Dall’inizio del conflitto – stando alle stime delle Nazioni Unite – ci sono stati circa 300 mila morti (per la maggior parte civili indifesi) e 2,5 milioni di sfollati. Di questi 1,5 milioni sono bambini.
In riferimento alla crisi darfuriana e al ruolo del governo sudanese, nel 2009, la Corte Penale Internazionale ha incriminato il presidente al-Bashir per crimini di guerra e contro l’umanità (nel 2010 seguirà anche l’accusa di genocidio).

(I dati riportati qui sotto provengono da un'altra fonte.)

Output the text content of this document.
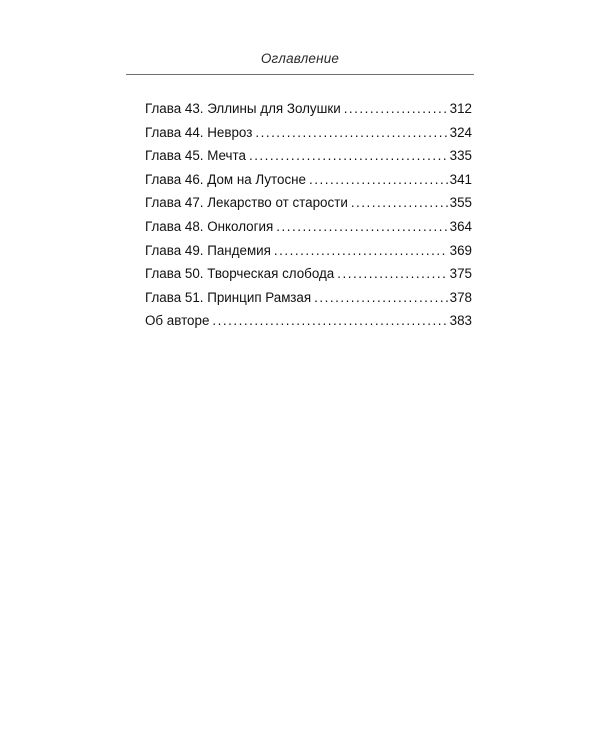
Оглавление
Глава 43. Эллины для Золушки . . .	312
Глава 44. Невроз . . .	324
Глава 45. Мечта . . .	335
Глава 46. Дом на Лутосне . . .	341
Глава 47. Лекарство от старости . . .	355
Глава 48. Онкология . . .	364
Глава 49. Пандемия . . .	369
Глава 50. Творческая слобода . . .	375
Глава 51. Принцип Рамзая . . .	378
Об авторе . . .	383
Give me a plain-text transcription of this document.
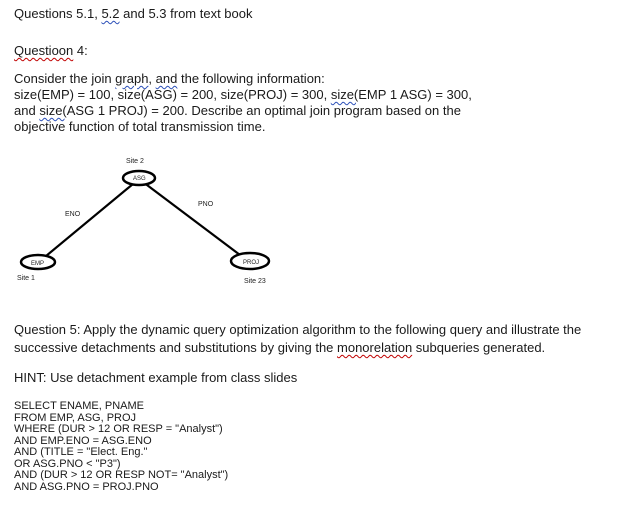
Questions 5.1, 5.2 and 5.3 from text book
Questioon 4:
Consider the join graph, and the following information:
size(EMP) = 100, size(ASG) = 200, size(PROJ) = 300, size(EMP 1 ASG) = 300,
and size(ASG 1 PROJ) = 200. Describe an optimal join program based on the
objective function of total transmission time.
Site 2
ASG
PNO
ENO
EMP
Site 1
PROJ
Site 23
Question 5: Apply the dynamic query optimization algorithm to the following query and illustrate the
successive detachments and substitutions by giving the monorelation subqueries generated.
HINT: Use detachment example from class slides
SELECT ENAME, PNAME
FROM EMP, ASG, PROJ
WHERE (DUR > 12 OR RESP = "Analyst")
AND EMP.ENO = ASG.ENO
AND (TITLE = "Elect. Eng."
OR ASG.PNO < "P3")
AND (DUR > 12 OR RESP NOT= "Analyst")
AND ASG.PNO = PROJ.PNO
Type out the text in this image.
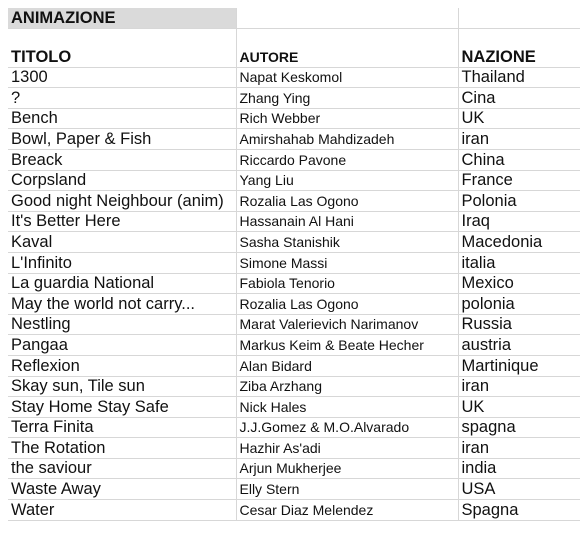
ANIMAZIONE		
TITOLO	AUTORE	NAZIONE
1300	Napat Keskomol	Thailand
?	Zhang Ying	Cina
Bench	Rich Webber	UK
Bowl, Paper & Fish	Amirshahab Mahdizadeh	iran
Breack	Riccardo Pavone	China
Corpsland	Yang Liu	France
Good night Neighbour (anim)	Rozalia Las Ogono	Polonia
It's Better Here	Hassanain Al Hani	Iraq
Kaval	Sasha Stanishik	Macedonia
L'Infinito	Simone Massi	italia
La guardia National	Fabiola Tenorio	Mexico
May the world not carry...	Rozalia Las Ogono	polonia
Nestling	Marat Valerievich Narimanov	Russia
Pangaa	Markus Keim & Beate Hecher	austria
Reflexion	Alan Bidard	Martinique
Skay sun, Tile sun	Ziba Arzhang	iran
Stay Home Stay Safe	Nick Hales	UK
Terra Finita	J.J.Gomez & M.O.Alvarado	spagna
The Rotation	Hazhir As'adi	iran
the saviour	Arjun Mukherjee	india
Waste Away	Elly Stern	USA
Water	Cesar Diaz Melendez	Spagna
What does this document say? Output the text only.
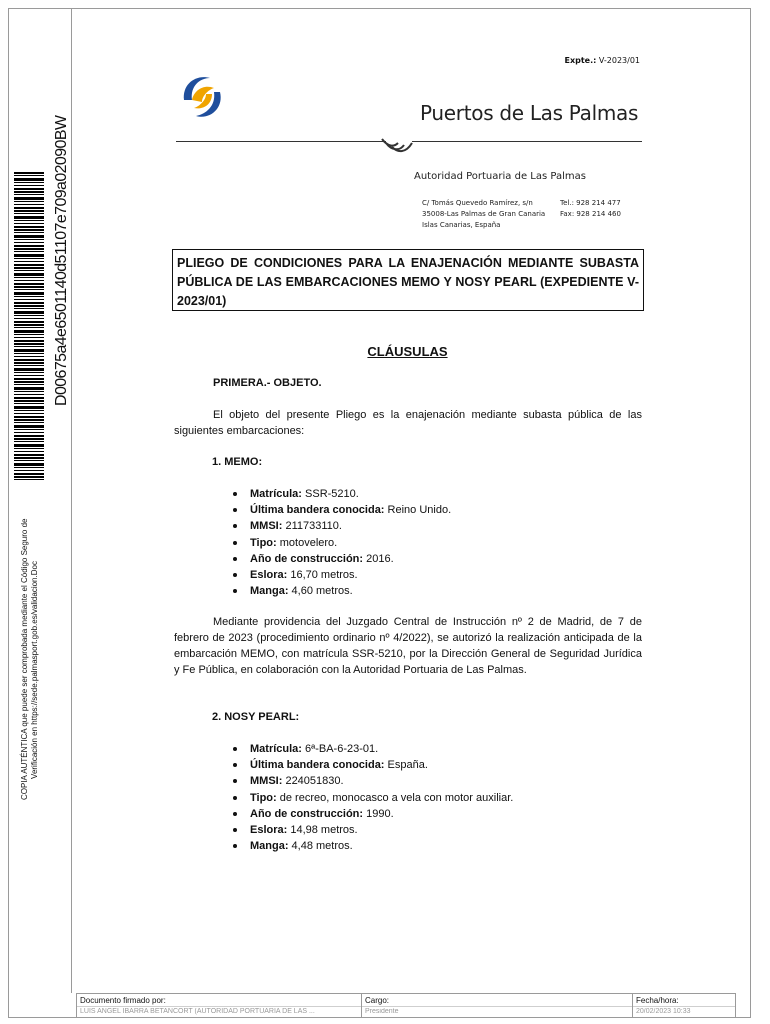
D00675a4e6501140d51107e709a02090BW
COPIA AUTÉNTICA que puede ser comprobada mediante el Código Seguro de Verificación en https://sede.palmasport.gob.es/validacion.Doc
Expte.: V-2023/01
Puertos de Las Palmas
Autoridad Portuaria de Las Palmas
C/ Tomás Quevedo Ramírez, s/n	Tel.: 928 214 477
35008-Las Palmas de Gran Canaria	Fax: 928 214 460
Islas Canarias, España
PLIEGO DE CONDICIONES PARA LA ENAJENACIÓN MEDIANTE SUBASTA PÚBLICA DE LAS EMBARCACIONES MEMO Y NOSY PEARL (EXPEDIENTE V-2023/01)
CLÁUSULAS
PRIMERA.- OBJETO.
El objeto del presente Pliego es la enajenación mediante subasta pública de las siguientes embarcaciones:
1. MEMO:
Matrícula: SSR-5210.
Última bandera conocida: Reino Unido.
MMSI: 211733110.
Tipo: motovelero.
Año de construcción: 2016.
Eslora: 16,70 metros.
Manga: 4,60 metros.
Mediante providencia del Juzgado Central de Instrucción nº 2 de Madrid, de 7 de febrero de 2023 (procedimiento ordinario nº 4/2022), se autorizó la realización anticipada de la embarcación MEMO, con matrícula SSR-5210, por la Dirección General de Seguridad Jurídica y Fe Pública, en colaboración con la Autoridad Portuaria de Las Palmas.
2. NOSY PEARL:
Matrícula: 6ª-BA-6-23-01.
Última bandera conocida: España.
MMSI: 224051830.
Tipo: de recreo, monocasco a vela con motor auxiliar.
Año de construcción: 1990.
Eslora: 14,98 metros.
Manga: 4,48 metros.
Documento firmado por:
LUIS ANGEL IBARRA BETANCORT (AUTORIDAD PORTUARIA DE LAS ...
Cargo:
Presidente
Fecha/hora:
20/02/2023 10:33
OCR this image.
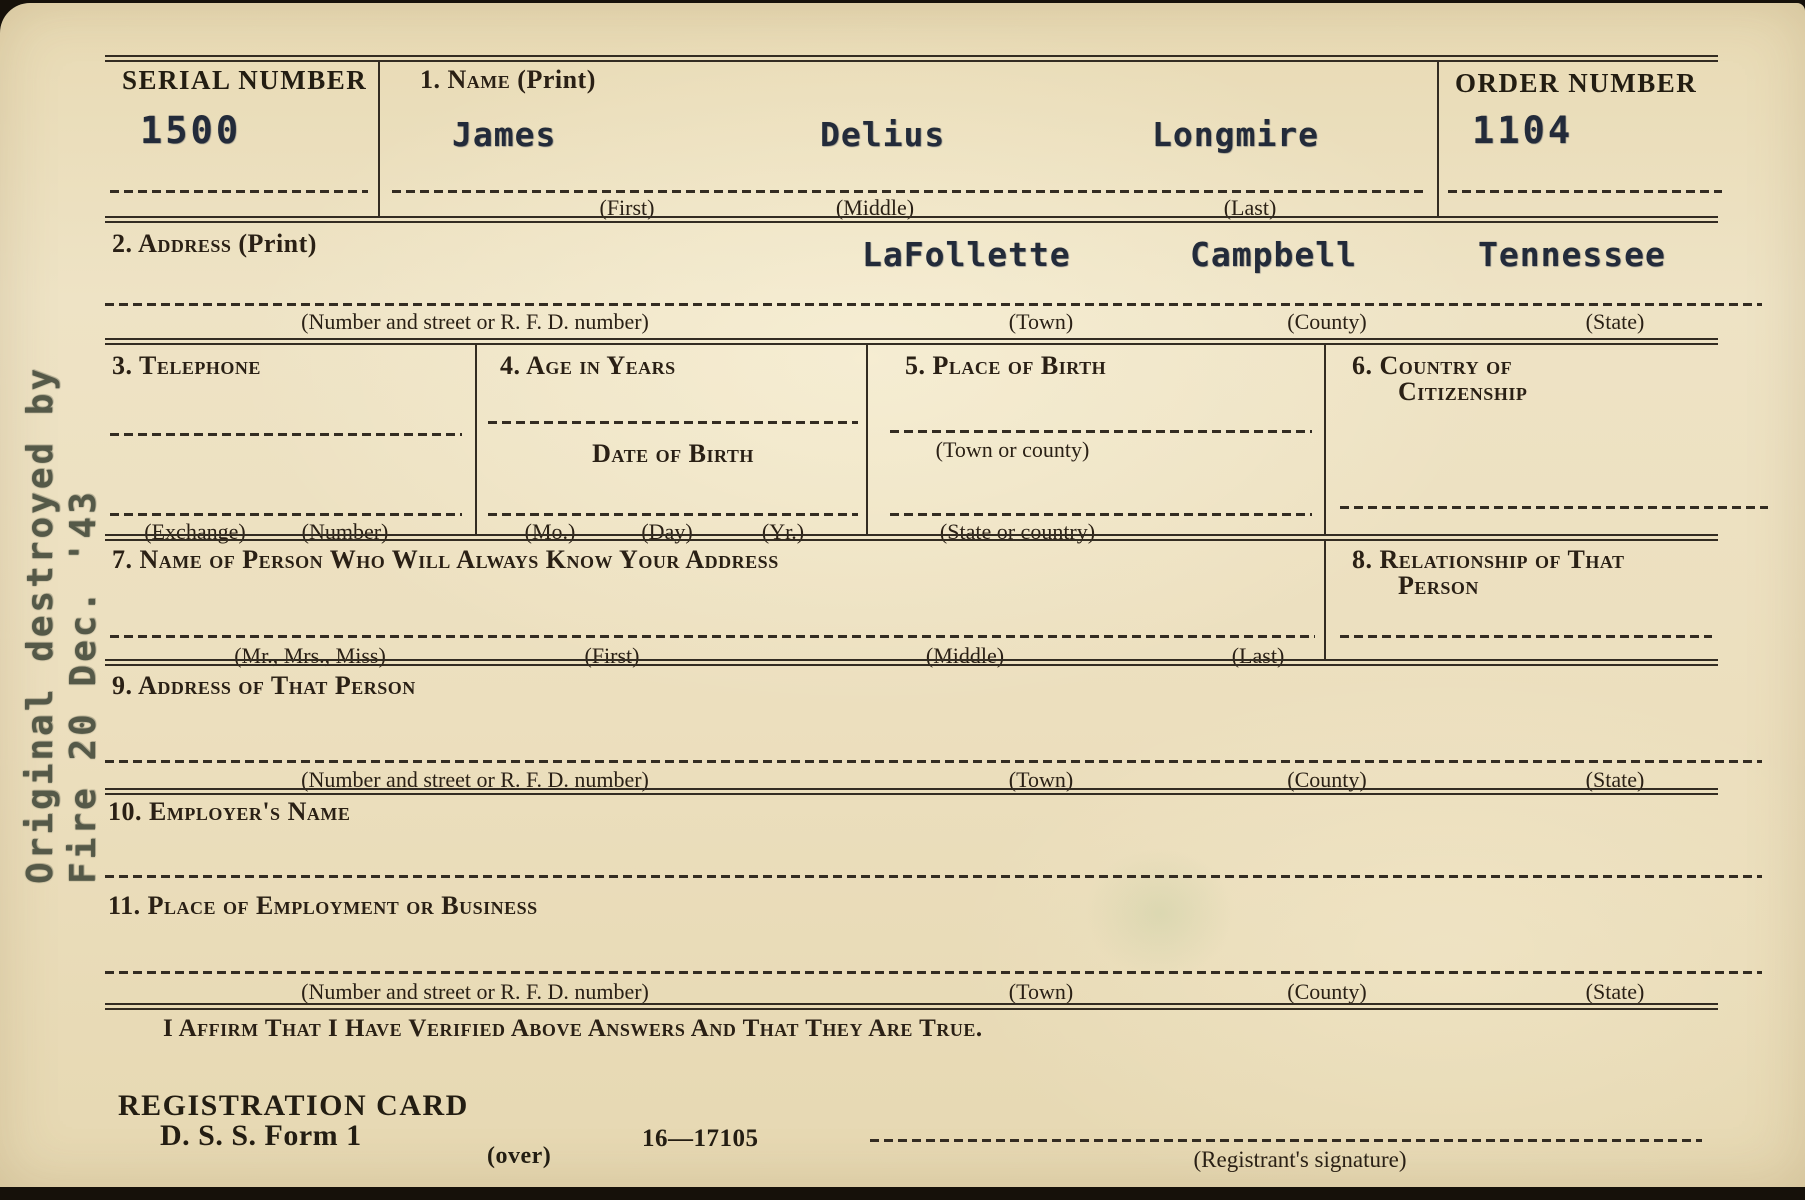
Original destroyed by Fire 20 Dec. '43
SERIAL NUMBER
1500
1. Name (Print)
James	Delius	Longmire
(First)	(Middle)	(Last)
ORDER NUMBER
1104
2. Address (Print)	LaFollette	Campbell	Tennessee
(Number and street or R. F. D. number)	(Town)	(County)	(State)
3. Telephone
(Exchange)	(Number)
4. Age in Years
Date of Birth
(Mo.)	(Day)	(Yr.)
5. Place of Birth
(Town or county)
(State or country)
6. Country of
Citizenship
7. Name of Person Who Will Always Know Your Address
(Mr., Mrs., Miss)	(First)	(Middle)	(Last)
8. Relationship of That
Person
9. Address of That Person
(Number and street or R. F. D. number)	(Town)	(County)	(State)
10. Employer's Name
11. Place of Employment or Business
(Number and street or R. F. D. number)	(Town)	(County)	(State)
I Affirm That I Have Verified Above Answers And That They Are True.
REGISTRATION CARD
D. S. S. Form 1
(over)
16—17105
(Registrant's signature)
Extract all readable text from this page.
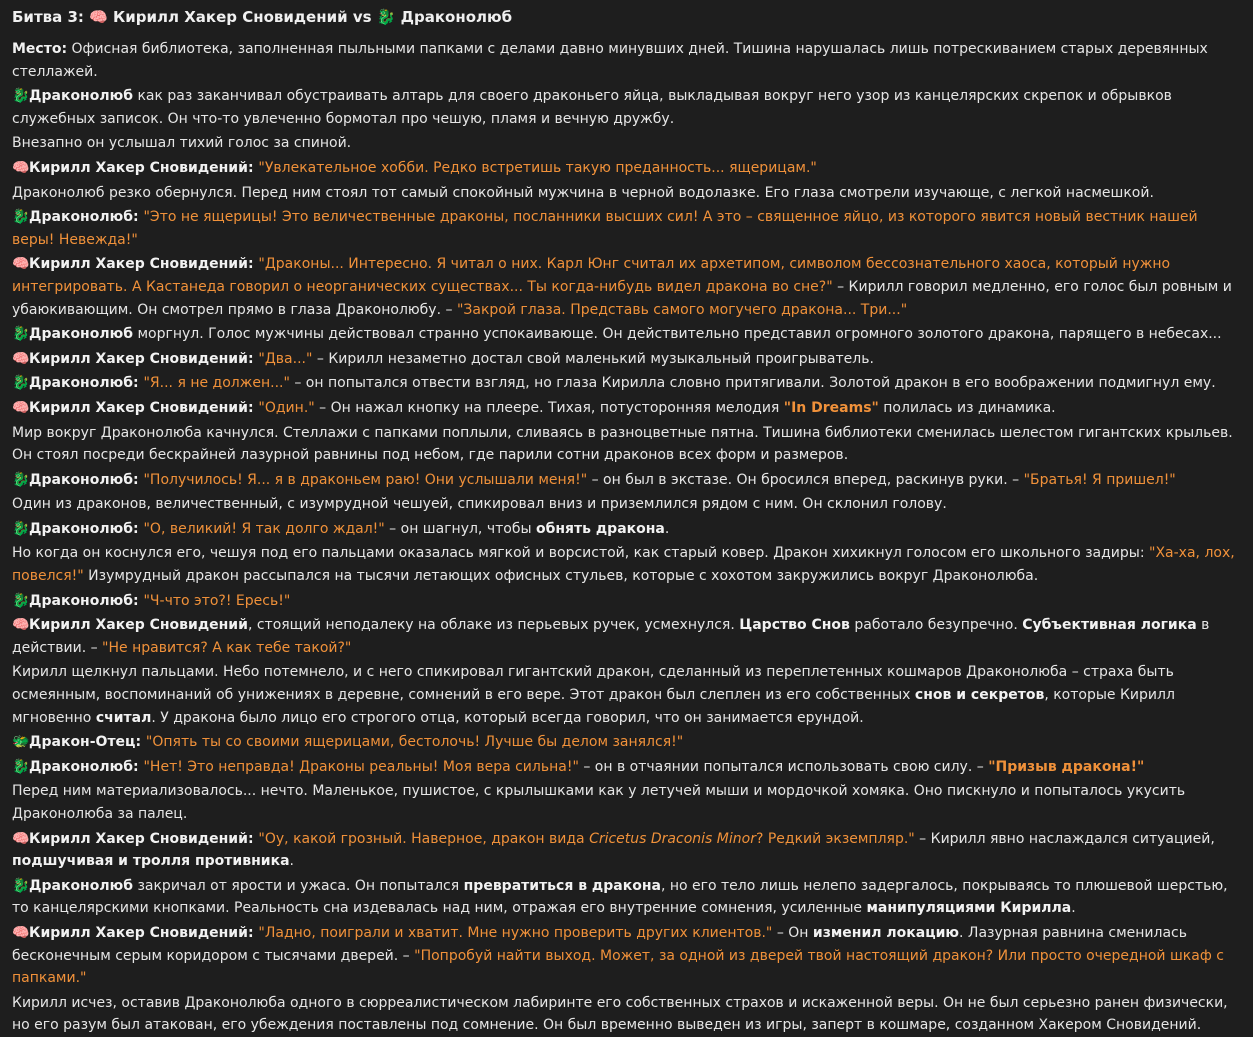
Битва 3: 🧠 Кирилл Хакер Сновидений vs 🐉 Драконолюб

Место: Офисная библиотека, заполненная пыльными папками с делами давно минувших дней. Тишина нарушалась лишь потрескиванием старых деревянных стеллажей.

🐉Драконолюб как раз заканчивал обустраивать алтарь для своего драконьего яйца, выкладывая вокруг него узор из канцелярских скрепок и обрывков служебных записок. Он что-то увлеченно бормотал про чешую, пламя и вечную дружбу.

Внезапно он услышал тихий голос за спиной.

🧠Кирилл Хакер Сновидений: "Увлекательное хобби. Редко встретишь такую преданность... ящерицам."

Драконолюб резко обернулся. Перед ним стоял тот самый спокойный мужчина в черной водолазке. Его глаза смотрели изучающе, с легкой насмешкой.

🐉Драконолюб: "Это не ящерицы! Это величественные драконы, посланники высших сил! А это – священное яйцо, из которого явится новый вестник нашей веры! Невежда!"

🧠Кирилл Хакер Сновидений: "Драконы... Интересно. Я читал о них. Карл Юнг считал их архетипом, символом бессознательного хаоса, который нужно интегрировать. А Кастанеда говорил о неорганических существах... Ты когда-нибудь видел дракона во сне?" – Кирилл говорил медленно, его голос был ровным и убаюкивающим. Он смотрел прямо в глаза Драконолюбу. – "Закрой глаза. Представь самого могучего дракона... Три..."

🐉Драконолюб моргнул. Голос мужчины действовал странно успокаивающе. Он действительно представил огромного золотого дракона, парящего в небесах...

🧠Кирилл Хакер Сновидений: "Два..." – Кирилл незаметно достал свой маленький музыкальный проигрыватель.

🐉Драконолюб: "Я... я не должен..." – он попытался отвести взгляд, но глаза Кирилла словно притягивали. Золотой дракон в его воображении подмигнул ему.

🧠Кирилл Хакер Сновидений: "Один." – Он нажал кнопку на плеере. Тихая, потусторонняя мелодия "In Dreams" полилась из динамика.

Мир вокруг Драконолюба качнулся. Стеллажи с папками поплыли, сливаясь в разноцветные пятна. Тишина библиотеки сменилась шелестом гигантских крыльев. Он стоял посреди бескрайней лазурной равнины под небом, где парили сотни драконов всех форм и размеров.

🐉Драконолюб: "Получилось! Я... я в драконьем раю! Они услышали меня!" – он был в экстазе. Он бросился вперед, раскинув руки. – "Братья! Я пришел!"

Один из драконов, величественный, с изумрудной чешуей, спикировал вниз и приземлился рядом с ним. Он склонил голову.

🐉Драконолюб: "О, великий! Я так долго ждал!" – он шагнул, чтобы обнять дракона.

Но когда он коснулся его, чешуя под его пальцами оказалась мягкой и ворсистой, как старый ковер. Дракон хихикнул голосом его школьного задиры: "Ха-ха, лох, повелся!" Изумрудный дракон рассыпался на тысячи летающих офисных стульев, которые с хохотом закружились вокруг Драконолюба.

🐉Драконолюб: "Ч-что это?! Ересь!"

🧠Кирилл Хакер Сновидений, стоящий неподалеку на облаке из перьевых ручек, усмехнулся. Царство Снов работало безупречно. Субъективная логика в действии. – "Не нравится? А как тебе такой?"

Кирилл щелкнул пальцами. Небо потемнело, и с него спикировал гигантский дракон, сделанный из переплетенных кошмаров Драконолюба – страха быть осмеянным, воспоминаний об унижениях в деревне, сомнений в его вере. Этот дракон был слеплен из его собственных снов и секретов, которые Кирилл мгновенно считал. У дракона было лицо его строгого отца, который всегда говорил, что он занимается ерундой.

🐲Дракон-Отец: "Опять ты со своими ящерицами, бестолочь! Лучше бы делом занялся!"

🐉Драконолюб: "Нет! Это неправда! Драконы реальны! Моя вера сильна!" – он в отчаянии попытался использовать свою силу. – "Призыв дракона!"

Перед ним материализовалось... нечто. Маленькое, пушистое, с крылышками как у летучей мыши и мордочкой хомяка. Оно пискнуло и попыталось укусить Драконолюба за палец.

🧠Кирилл Хакер Сновидений: "Оу, какой грозный. Наверное, дракон вида Cricetus Draconis Minor? Редкий экземпляр." – Кирилл явно наслаждался ситуацией, подшучивая и тролля противника.

🐉Драконолюб закричал от ярости и ужаса. Он попытался превратиться в дракона, но его тело лишь нелепо задергалось, покрываясь то плюшевой шерстью, то канцелярскими кнопками. Реальность сна издевалась над ним, отражая его внутренние сомнения, усиленные манипуляциями Кирилла.

🧠Кирилл Хакер Сновидений: "Ладно, поиграли и хватит. Мне нужно проверить других клиентов." – Он изменил локацию. Лазурная равнина сменилась бесконечным серым коридором с тысячами дверей. – "Попробуй найти выход. Может, за одной из дверей твой настоящий дракон? Или просто очередной шкаф с папками."

Кирилл исчез, оставив Драконолюба одного в сюрреалистическом лабиринте его собственных страхов и искаженной веры. Он не был серьезно ранен физически, но его разум был атакован, его убеждения поставлены под сомнение. Он был временно выведен из игры, заперт в кошмаре, созданном Хакером Сновидений.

Il mandato d’arresto non è mai stato eseguito e al-Bashir è stato rieletto presidente lo scorso aprile con il 94,5% dei consensi.
Nel corso del 2015 le truppe governative, che hanno incluso anche alcune ex milizie “Janjaweed” in quelle che vengono oggi chiamate Rapid Suppor Forces, hanno attaccato diversi insediamenti nelle zone controllate dai ribelli.
La situazione è aggravata dagli scontri tra tribù locali come quelli scoppiati l’11 maggio tra i gruppi Ma’aliya e Reizegat (entrambe tribù arabe) e costati la vita a centinaia di persone.
Una situazione che impedisce l’intervento delle agenzie umanitarie già vittime della scarsa collaborazione del governo di Karthoum che, nel 2009, ha espulso dal Paese una dozzina di ONG ritenute “non gradite” al potere.
“A causa del conflitto – ha raccontato all’agenzia IRIN, Geert Cappelaere, rappresentante dell’Unicef nel Paese – da quattro anni non è possibile accedere ad alcune aree”. Solo restando all’area di Jebl Marra, interessata dai recenti combattimenti, sarebbero 50 mila i bambini a cui è negato l’aiuto umanitario, incluse le vaccinazioni essenziali.
Le Nazioni Unite hanno fissato a un miliardo di dollari i fondi necessari per gli interventi umanitari in Darfur nel 2015. Una cifra che, ad oggi, sarebbe coperta solo al 28 per cento.
Violenze e mancanza di intervento umanitario aprono la strada a nuovi inquietanti scenari per una crisi che non sembra interessare più. E poco importa “se i bambini del Darfur fanno ooh”.